Madrid me gusta
Madrid es mi cuidad desde los años setenta y la amo. Me gusta por su vitalidad, su hospitalidad, su clima, sus cielos al atardecer... Pero no creo que las autoridades municipales la quieran tanto como yo. La última gran sorpresa me ha venido de los famosos alerones azules (¿aletas de tiburón?) que llevan unos meses amueblando algunas calles madrileñas. Suelo aprovechar mis viajes en taxi para pedir al conductor su opinión sobre los beneficios de la iniciativa. Me gustaría encontrarle sentido a la instalación de tan feo, sucio y frágil bordillo. Hasta ahora nadie ha logrado convencerme de que no exista otra solución más eficaz, menos costosa, más segura (no puedo creer que el hecho de que una pisada de neumático los pueda deformar o destrozar sea un criterio para medir el impacto que tiene sobre la seguridad de los que lo machacan) y más estética para que una capital como Madrid logre llevar a los automovilistas a respetar el carril-bus.

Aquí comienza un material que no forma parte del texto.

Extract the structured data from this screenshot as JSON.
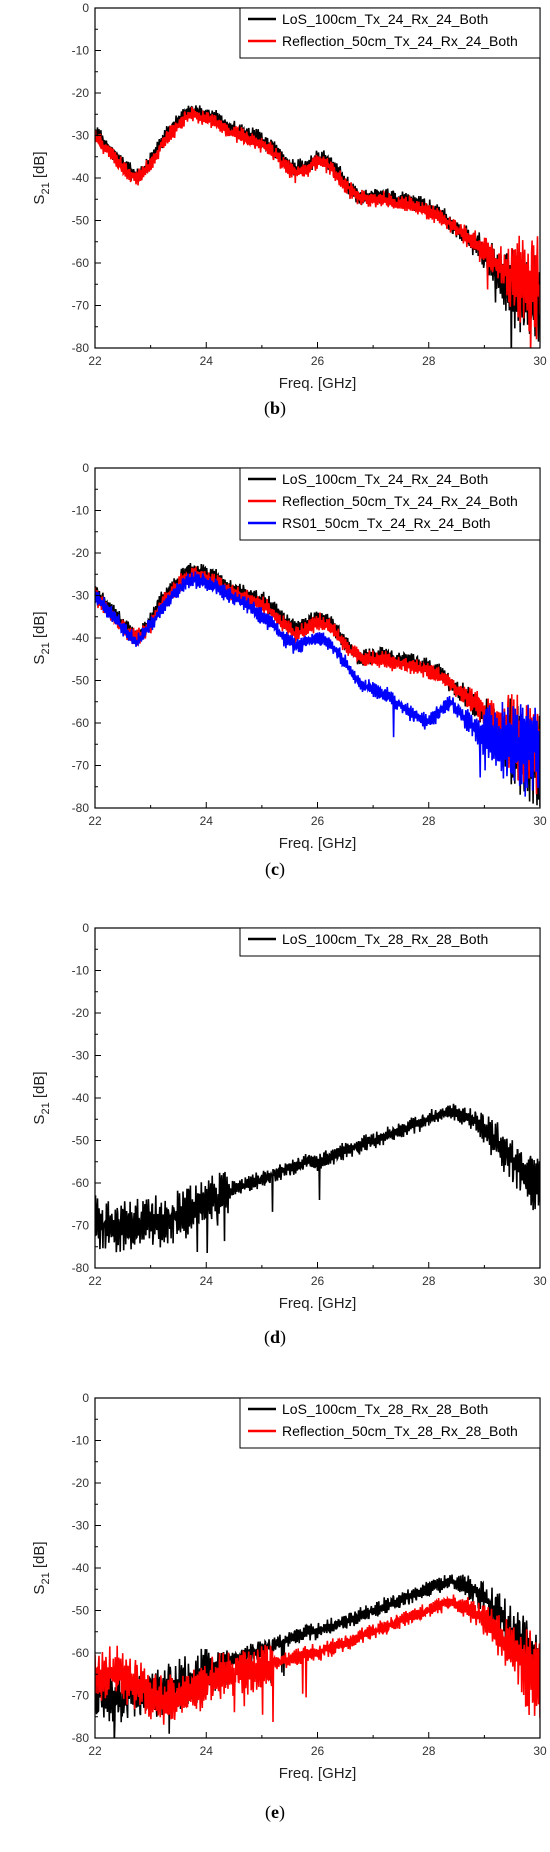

La reciente genial idea para imponer el machacado alerón me ha llenado de perplejidad: unas luces en torno a la flecha señalizadora de entrada al carril-bus. Mientras las fuerzas vivas de la ciudad debaten sobre lo acertado de la iluminación navideña, las lucecitas del carril-bus se encienden y se apagan ante la aparente indiferencia general. Madrid iba a convertirse en una capital innovadora. ¿Quién mejor que artistas, diseñadores o arquitectos para engalanar nuestras calles? Cada vez que levanto la cabeza hacia las cortinas de luces y las palabras misteriosas para dejarme seducir por su magia, mi vista topa con las lucecitas de las flechas. Y vuelvo a la dura realidad.